MILITARY OBJECTIVES IN SOVIET FOREIGN POLICY by Michael MccGwire (Brookings: $39.50, hardcover; $18.95, paperback; 530 pp.)

Burby is assistant editor of The Times editorial pages

Since the 1960s, when he was chairman of the Senate Foreign Relations Committee, former Sen. William A. Fulbright has been asking why the Soviet Union would invade Europe.

Michael MccGwire, a senior fellow at the Brookings Institution, has spent the last five years looking for an answer, bringing to bear his skills as a foreign policy analyst and his experience as a British naval attache in Moscow and a former head of British naval intelligence.

He concludes that when Fulbright started asking the question, Soviet strategic doctrine provided every reason to expect a Soviet invasion of Europe if war seemed imminent. But a watershed decision in Moscow in 1966 started washing those reasons away until they are down to an eroded few.

His search for an answer has led to an important book, one based, first, on a tedious but crucial rummage through Soviet military writings and, second, on a look around to see whether Soviet writing squares with Soviet deployment of army, navy and air forces.

The tedium of research does not spill over into the final product, which is as gripping as a mystery novel and free of technical jargon (except in four major appendixes). To provide balance, it should be required reading as a companion to splashier offerings such as the Defense secretary's annual report, "Soviet Military Power" (Government Printing Office: $7.50) or the 1987 White House publication "National Security Strategy."

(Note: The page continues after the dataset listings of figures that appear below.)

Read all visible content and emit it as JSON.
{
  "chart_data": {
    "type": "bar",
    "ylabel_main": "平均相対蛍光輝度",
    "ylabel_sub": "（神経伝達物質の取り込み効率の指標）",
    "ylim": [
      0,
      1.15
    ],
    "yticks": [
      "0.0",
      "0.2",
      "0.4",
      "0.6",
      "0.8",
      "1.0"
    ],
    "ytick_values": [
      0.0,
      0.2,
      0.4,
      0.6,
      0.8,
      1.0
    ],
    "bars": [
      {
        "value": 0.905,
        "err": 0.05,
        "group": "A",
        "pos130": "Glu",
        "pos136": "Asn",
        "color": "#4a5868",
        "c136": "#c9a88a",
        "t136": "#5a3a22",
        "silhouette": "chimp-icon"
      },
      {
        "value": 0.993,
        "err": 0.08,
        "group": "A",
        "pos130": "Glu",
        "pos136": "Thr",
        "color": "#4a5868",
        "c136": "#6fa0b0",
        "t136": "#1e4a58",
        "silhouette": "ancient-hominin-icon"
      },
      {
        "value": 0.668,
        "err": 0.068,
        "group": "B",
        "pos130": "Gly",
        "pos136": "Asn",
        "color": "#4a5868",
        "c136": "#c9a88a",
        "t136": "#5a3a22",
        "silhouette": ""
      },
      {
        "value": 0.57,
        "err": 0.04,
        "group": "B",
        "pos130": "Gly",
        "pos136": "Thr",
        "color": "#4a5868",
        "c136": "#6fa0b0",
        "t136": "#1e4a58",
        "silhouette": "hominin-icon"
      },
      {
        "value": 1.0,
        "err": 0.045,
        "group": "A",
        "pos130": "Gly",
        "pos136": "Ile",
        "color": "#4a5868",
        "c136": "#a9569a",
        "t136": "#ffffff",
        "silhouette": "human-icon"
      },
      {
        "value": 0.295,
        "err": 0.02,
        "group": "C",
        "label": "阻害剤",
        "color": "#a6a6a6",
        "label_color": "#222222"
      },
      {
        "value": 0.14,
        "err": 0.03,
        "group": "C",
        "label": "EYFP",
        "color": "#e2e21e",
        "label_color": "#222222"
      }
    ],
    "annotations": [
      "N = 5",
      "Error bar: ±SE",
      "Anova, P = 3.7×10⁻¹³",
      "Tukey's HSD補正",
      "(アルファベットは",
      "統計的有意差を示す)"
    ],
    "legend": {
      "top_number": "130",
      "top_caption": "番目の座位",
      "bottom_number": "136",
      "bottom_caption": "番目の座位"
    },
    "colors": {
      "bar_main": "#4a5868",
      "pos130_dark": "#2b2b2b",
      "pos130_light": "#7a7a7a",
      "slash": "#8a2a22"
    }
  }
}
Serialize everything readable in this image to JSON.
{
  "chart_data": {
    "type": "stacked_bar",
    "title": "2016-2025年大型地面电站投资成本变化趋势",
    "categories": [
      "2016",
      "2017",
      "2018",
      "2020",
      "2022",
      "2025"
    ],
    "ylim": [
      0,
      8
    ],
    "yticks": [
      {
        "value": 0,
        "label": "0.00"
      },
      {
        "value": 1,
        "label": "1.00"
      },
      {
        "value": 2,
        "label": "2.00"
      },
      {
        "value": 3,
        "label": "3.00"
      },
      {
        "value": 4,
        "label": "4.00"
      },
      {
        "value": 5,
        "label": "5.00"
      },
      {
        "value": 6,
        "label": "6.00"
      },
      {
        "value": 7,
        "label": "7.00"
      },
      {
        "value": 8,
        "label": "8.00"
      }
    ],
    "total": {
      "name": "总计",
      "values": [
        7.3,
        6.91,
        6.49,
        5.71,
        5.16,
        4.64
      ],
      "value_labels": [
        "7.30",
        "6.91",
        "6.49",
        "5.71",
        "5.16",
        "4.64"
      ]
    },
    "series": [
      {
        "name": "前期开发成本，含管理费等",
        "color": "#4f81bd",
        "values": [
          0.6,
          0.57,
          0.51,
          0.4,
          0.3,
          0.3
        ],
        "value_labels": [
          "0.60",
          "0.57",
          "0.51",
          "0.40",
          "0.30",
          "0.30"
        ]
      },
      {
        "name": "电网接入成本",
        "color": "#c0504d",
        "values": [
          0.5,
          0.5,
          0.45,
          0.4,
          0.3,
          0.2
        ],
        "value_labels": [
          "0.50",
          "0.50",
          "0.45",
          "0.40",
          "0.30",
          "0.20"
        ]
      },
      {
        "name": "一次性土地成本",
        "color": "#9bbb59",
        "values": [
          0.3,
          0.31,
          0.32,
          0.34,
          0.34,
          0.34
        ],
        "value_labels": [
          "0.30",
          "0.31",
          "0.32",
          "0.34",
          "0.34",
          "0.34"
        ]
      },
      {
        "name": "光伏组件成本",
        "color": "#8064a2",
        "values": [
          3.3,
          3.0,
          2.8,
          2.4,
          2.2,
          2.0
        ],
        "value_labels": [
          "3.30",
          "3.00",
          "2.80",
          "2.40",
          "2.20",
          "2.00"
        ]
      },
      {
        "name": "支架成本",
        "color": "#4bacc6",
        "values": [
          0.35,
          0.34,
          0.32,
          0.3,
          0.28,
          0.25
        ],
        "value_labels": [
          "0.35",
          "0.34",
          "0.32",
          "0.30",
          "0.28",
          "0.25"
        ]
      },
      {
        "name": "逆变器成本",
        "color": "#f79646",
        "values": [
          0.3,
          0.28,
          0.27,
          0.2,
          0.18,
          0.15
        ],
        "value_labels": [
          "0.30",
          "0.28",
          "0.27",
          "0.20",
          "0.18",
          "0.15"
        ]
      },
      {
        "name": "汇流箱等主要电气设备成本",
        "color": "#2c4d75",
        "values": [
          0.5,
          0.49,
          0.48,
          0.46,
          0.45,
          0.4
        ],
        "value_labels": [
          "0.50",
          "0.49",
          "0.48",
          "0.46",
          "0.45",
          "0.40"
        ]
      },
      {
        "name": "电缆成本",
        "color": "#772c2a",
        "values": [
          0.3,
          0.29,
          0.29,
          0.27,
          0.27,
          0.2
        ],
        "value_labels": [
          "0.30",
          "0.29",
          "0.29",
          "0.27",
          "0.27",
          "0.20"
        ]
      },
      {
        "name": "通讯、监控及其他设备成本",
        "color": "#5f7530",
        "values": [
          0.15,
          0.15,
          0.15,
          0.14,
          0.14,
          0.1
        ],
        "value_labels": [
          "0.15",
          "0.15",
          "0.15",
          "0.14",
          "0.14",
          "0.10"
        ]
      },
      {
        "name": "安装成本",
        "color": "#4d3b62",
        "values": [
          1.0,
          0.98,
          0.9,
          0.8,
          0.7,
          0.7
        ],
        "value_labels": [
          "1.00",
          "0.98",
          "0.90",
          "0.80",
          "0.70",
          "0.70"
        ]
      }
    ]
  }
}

As an analyst, MccGwire is most proud of his detective work in identifying 1966 as the year when Moscow began to shift away from its 1950s assumption that war would inevitably lead to an all-out exchange of nuclear missiles that would devastate the Soviet Union and the United States.

For the Soviets, this shift ended their vision of an apocalyptic showdown between communism and capitalism. (The Pentagon still says in the 1987 edition of "Soviet Military Power" that "Soviet writings state that a future war would be a decisive clash on a global scale between two diametrically opposed socioeconomic systems. . . .")

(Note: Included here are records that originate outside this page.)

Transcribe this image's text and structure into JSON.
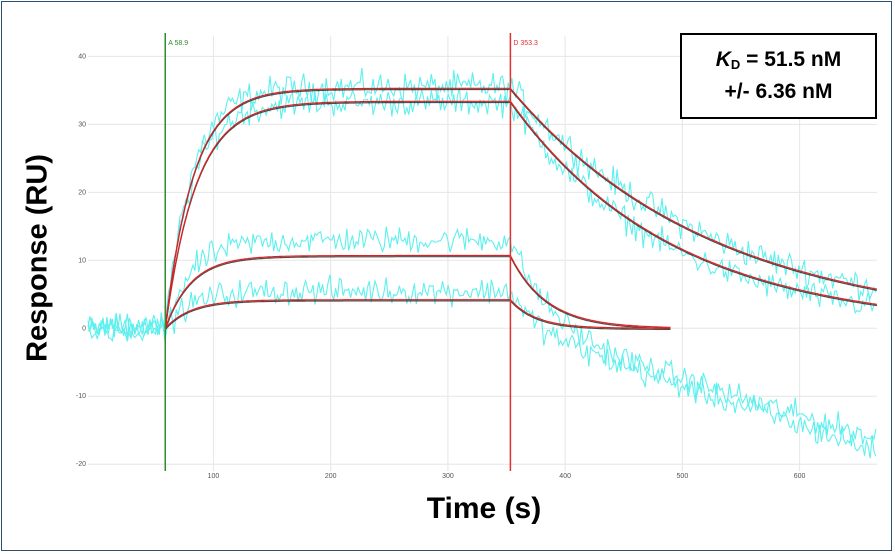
{
  "chart_data": {
    "type": "line",
    "xlabel": "Time (s)",
    "ylabel": "Response (RU)",
    "xlim": [
      -7,
      666
    ],
    "ylim": [
      -21,
      43
    ],
    "x_ticks": [
      100,
      200,
      300,
      400,
      500,
      600
    ],
    "y_ticks": [
      40,
      30,
      20,
      10,
      0,
      -10,
      -20
    ],
    "grid": true,
    "markers": [
      {
        "name": "A",
        "label": "A 58.9",
        "x": 58.9,
        "color": "#2e8b2e"
      },
      {
        "name": "D",
        "label": "D 353.3",
        "x": 353.3,
        "color": "#e03030"
      }
    ],
    "kinetics": {
      "association_start": 58.9,
      "dissociation_start": 353.3
    },
    "fit_curves": [
      {
        "plateau": 35.3,
        "kon_rate": 0.042,
        "koff_rate": 0.0058,
        "end_x": 666
      },
      {
        "plateau": 33.4,
        "kon_rate": 0.038,
        "koff_rate": 0.0072,
        "end_x": 666
      },
      {
        "plateau": 10.7,
        "kon_rate": 0.045,
        "koff_rate": 0.032,
        "end_x": 490
      },
      {
        "plateau": 4.2,
        "kon_rate": 0.045,
        "koff_rate": 0.045,
        "end_x": 490
      }
    ],
    "raw_traces": [
      {
        "plateau": 35.5,
        "decay": 0.0057,
        "drift": 0.0,
        "noise": 2.6
      },
      {
        "plateau": 33.2,
        "decay": 0.0075,
        "drift": 0.0,
        "noise": 2.4
      },
      {
        "plateau": 13.0,
        "decay": 0.03,
        "drift": -0.052,
        "noise": 2.4
      },
      {
        "plateau": 5.5,
        "decay": 0.045,
        "drift": -0.058,
        "noise": 2.4
      }
    ],
    "colors": {
      "raw": "#5ef0ee",
      "fit": "#e02020",
      "fit_shadow": "#222222",
      "grid": "#e6e6e6"
    }
  },
  "annotation": {
    "kd_symbol": "K",
    "kd_sub": "D",
    "kd_value": " = 51.5 nM",
    "kd_error": "+/- 6.36 nM"
  },
  "axis": {
    "xlabel": "Time (s)",
    "ylabel": "Response (RU)"
  }
}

By now, Soviet military doctrine regards avoiding the use of nuclear weapons as its most important objective. MccGwire thinks it was this objective that sparked the Soviet interest in a 1972 treaty limiting the use of ballistic-missile defenses and more recently in proposals for major reductions in missiles and warheads on both sides.

The Soviets have wanted to cut back on nuclear missiles for nearly two decades but didn't say so for fear of weakening their negotiating position. That, coupled with what MccGwire calls the "oversophisticated theory of arms control," has led to useless expansion of weapons on both sides.

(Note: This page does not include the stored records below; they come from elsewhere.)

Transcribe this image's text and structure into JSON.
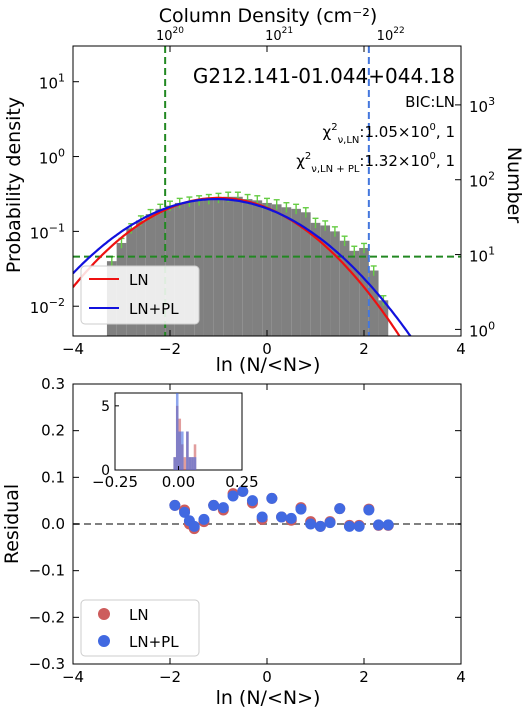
{
  "chart_data": [
    {
      "type": "bar",
      "title": "G212.141-01.044+044.18",
      "xlabel": "ln (N/<N>)",
      "ylabel": "Probability density",
      "ylabel_right": "Number",
      "top_axis_label": "Column Density (cm⁻²)",
      "top_ticks": [
        {
          "base": "10",
          "exp": "20",
          "ln_x": -2.0
        },
        {
          "base": "10",
          "exp": "21",
          "ln_x": 0.25
        },
        {
          "base": "10",
          "exp": "22",
          "ln_x": 2.55
        }
      ],
      "xlim": [
        -4,
        4
      ],
      "ylim_log": [
        0.004,
        30
      ],
      "x_ticks": [
        "−4",
        "−2",
        "0",
        "2",
        "4"
      ],
      "y_ticks": [
        {
          "base": "10",
          "exp": "−2",
          "value": 0.01
        },
        {
          "base": "10",
          "exp": "−1",
          "value": 0.1
        },
        {
          "base": "10",
          "exp": "0",
          "value": 1
        },
        {
          "base": "10",
          "exp": "1",
          "value": 10
        }
      ],
      "right_ticks": [
        {
          "base": "10",
          "exp": "0",
          "value": 0.0049
        },
        {
          "base": "10",
          "exp": "1",
          "value": 0.049
        },
        {
          "base": "10",
          "exp": "2",
          "value": 0.49
        },
        {
          "base": "10",
          "exp": "3",
          "value": 4.9
        }
      ],
      "annotations": {
        "bic": "BIC:LN",
        "chi_ln_label": "LN",
        "chi_ln_value": ":1.05×10",
        "chi_ln_exp": "0",
        "chi_ln_tail": ", 1",
        "chi_lnpl_label": "LN + PL",
        "chi_lnpl_value": ":1.32×10",
        "chi_lnpl_exp": "0",
        "chi_lnpl_tail": ", 1"
      },
      "histogram": {
        "bin_width": 0.2,
        "bins": [
          {
            "x": -3.2,
            "y": 0.04
          },
          {
            "x": -3.0,
            "y": 0.07
          },
          {
            "x": -2.8,
            "y": 0.11
          },
          {
            "x": -2.6,
            "y": 0.14
          },
          {
            "x": -2.4,
            "y": 0.17
          },
          {
            "x": -2.2,
            "y": 0.2
          },
          {
            "x": -2.0,
            "y": 0.22
          },
          {
            "x": -1.8,
            "y": 0.24
          },
          {
            "x": -1.6,
            "y": 0.25
          },
          {
            "x": -1.4,
            "y": 0.26
          },
          {
            "x": -1.2,
            "y": 0.27
          },
          {
            "x": -1.0,
            "y": 0.28
          },
          {
            "x": -0.8,
            "y": 0.29
          },
          {
            "x": -0.6,
            "y": 0.29
          },
          {
            "x": -0.4,
            "y": 0.27
          },
          {
            "x": -0.2,
            "y": 0.26
          },
          {
            "x": 0.0,
            "y": 0.24
          },
          {
            "x": 0.2,
            "y": 0.23
          },
          {
            "x": 0.4,
            "y": 0.21
          },
          {
            "x": 0.6,
            "y": 0.2
          },
          {
            "x": 0.8,
            "y": 0.18
          },
          {
            "x": 1.0,
            "y": 0.13
          },
          {
            "x": 1.2,
            "y": 0.12
          },
          {
            "x": 1.4,
            "y": 0.1
          },
          {
            "x": 1.6,
            "y": 0.075
          },
          {
            "x": 1.8,
            "y": 0.055
          },
          {
            "x": 2.0,
            "y": 0.06
          },
          {
            "x": 2.2,
            "y": 0.03
          },
          {
            "x": 2.4,
            "y": 0.012
          }
        ],
        "error_fraction": 0.15,
        "color": "#808080",
        "error_color": "#66cc44"
      },
      "series": [
        {
          "name": "LN",
          "mu": -1.0,
          "sigma": 1.28,
          "peak": 0.28,
          "color": "#ee1111"
        },
        {
          "name": "LN+PL",
          "mu": -1.05,
          "sigma": 1.38,
          "peak": 0.27,
          "color": "#1111dd"
        }
      ],
      "threshold_lines": {
        "green_vertical_x": -2.1,
        "green_horizontal_y": 0.046,
        "blue_vertical_x": 2.1,
        "green_color": "#228822",
        "blue_color": "#4477dd"
      },
      "legend_position": "lower-left"
    },
    {
      "type": "scatter",
      "xlabel": "ln (N/<N>)",
      "ylabel": "Residual",
      "xlim": [
        -4,
        4
      ],
      "ylim": [
        -0.3,
        0.3
      ],
      "x_ticks": [
        "−4",
        "−2",
        "0",
        "2",
        "4"
      ],
      "y_ticks": [
        "−0.3",
        "−0.2",
        "−0.1",
        "0.0",
        "0.1",
        "0.2",
        "0.3"
      ],
      "zero_line": 0.0,
      "series": [
        {
          "name": "LN",
          "color": "#cd5c5c",
          "points": [
            [
              -1.9,
              0.04
            ],
            [
              -1.7,
              0.03
            ],
            [
              -1.6,
              0.0
            ],
            [
              -1.5,
              -0.01
            ],
            [
              -1.3,
              0.005
            ],
            [
              -1.1,
              0.04
            ],
            [
              -0.9,
              0.03
            ],
            [
              -0.7,
              0.065
            ],
            [
              -0.5,
              0.07
            ],
            [
              -0.3,
              0.045
            ],
            [
              -0.1,
              0.01
            ],
            [
              0.1,
              0.055
            ],
            [
              0.3,
              0.015
            ],
            [
              0.5,
              0.008
            ],
            [
              0.7,
              0.035
            ],
            [
              0.9,
              0.005
            ],
            [
              1.1,
              -0.005
            ],
            [
              1.3,
              0.005
            ],
            [
              1.5,
              0.033
            ],
            [
              1.7,
              -0.003
            ],
            [
              1.9,
              -0.003
            ],
            [
              2.1,
              0.032
            ],
            [
              2.3,
              -0.003
            ],
            [
              2.5,
              -0.003
            ]
          ]
        },
        {
          "name": "LN+PL",
          "color": "#4169e1",
          "points": [
            [
              -1.9,
              0.04
            ],
            [
              -1.7,
              0.025
            ],
            [
              -1.6,
              0.007
            ],
            [
              -1.5,
              -0.005
            ],
            [
              -1.3,
              0.01
            ],
            [
              -1.1,
              0.04
            ],
            [
              -0.9,
              0.035
            ],
            [
              -0.7,
              0.06
            ],
            [
              -0.5,
              0.07
            ],
            [
              -0.3,
              0.05
            ],
            [
              -0.1,
              0.015
            ],
            [
              0.1,
              0.055
            ],
            [
              0.3,
              0.015
            ],
            [
              0.5,
              0.012
            ],
            [
              0.7,
              0.032
            ],
            [
              0.9,
              0.0
            ],
            [
              1.1,
              -0.005
            ],
            [
              1.3,
              0.003
            ],
            [
              1.5,
              0.033
            ],
            [
              1.7,
              -0.005
            ],
            [
              1.9,
              -0.005
            ],
            [
              2.1,
              0.03
            ],
            [
              2.3,
              -0.002
            ],
            [
              2.5,
              -0.002
            ]
          ]
        }
      ],
      "legend_position": "lower-left",
      "inset": {
        "type": "histogram",
        "xlim": [
          -0.25,
          0.25
        ],
        "ylim": [
          0,
          6
        ],
        "x_ticks": [
          "−0.25",
          "0.00",
          "0.25"
        ],
        "y_ticks": [
          "0",
          "5"
        ],
        "bin_width": 0.01,
        "series": [
          {
            "name": "LN",
            "color": "#cd5c5c",
            "bins": [
              [
                -0.015,
                1
              ],
              [
                -0.005,
                5
              ],
              [
                0.005,
                4
              ],
              [
                0.015,
                2
              ],
              [
                0.025,
                1
              ],
              [
                0.035,
                3
              ],
              [
                0.045,
                1
              ],
              [
                0.055,
                1
              ],
              [
                0.065,
                2
              ]
            ]
          },
          {
            "name": "LN+PL",
            "color": "#4169e1",
            "bins": [
              [
                -0.015,
                1
              ],
              [
                -0.005,
                6
              ],
              [
                0.005,
                3
              ],
              [
                0.015,
                3
              ],
              [
                0.035,
                3
              ],
              [
                0.045,
                1
              ],
              [
                0.055,
                1
              ],
              [
                0.065,
                1
              ]
            ]
          }
        ]
      }
    }
  ]
}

For armchair strategists, 1966 may be less interesting than MccGwire's conclusion that a Soviet blitzkrieg across Europe would be an offense offering the best defense, to occur only if Moscow decided that world war could not be avoided.

Soviet doctrine, he writes, assumes that if they invaded Europe and avoided the use of nuclear weapons, the United States would do as it has in the past--crank up its superior industrial capacity and prepare to counterattack, not through Europe, but from the East. That thinking, he says, accounts for the buildup of Soviet naval strength in the Pacific.

MccGwire sees Soviet strategy flowing from five objectives: protecting the Soviet state (not the people, but the state); protecting the Communist Party; preserving "the capacity for independent action," a requirement you can find on any national capital's list; avoiding world war, and, if war cannot be avoided, managing not to lose.

He finds no evidence to support the Washington view that an expansionist policy drives the Soviet military buildup. If expansion were the Soviets' game, he writes, one prime target would be the Persian Gulf area, but the Soviet commander in charge of that theater has the lowest priority in men, arms and equipment.

MccGwire's major complaint about strategic thinking in Washington is that it is the kind of thinking a colonel must do when he has a regiment committed to battle. It is appropriate in those circumstances to assume the worst and shift men around to cope with it, but it is not the kind of view that "should underlie foreign policy."

It would be folly to rearrange U.S. strategy on the basis of one man's research and analysis, even when the work is as meticulous and persuasive as MccGwire's. The only folly to match it would be ignoring what he says.

MccGwire's conclusions should force a great debate on future U.S. defense policy and on the strategic Defense Initiative, or "Star Wars," in particular.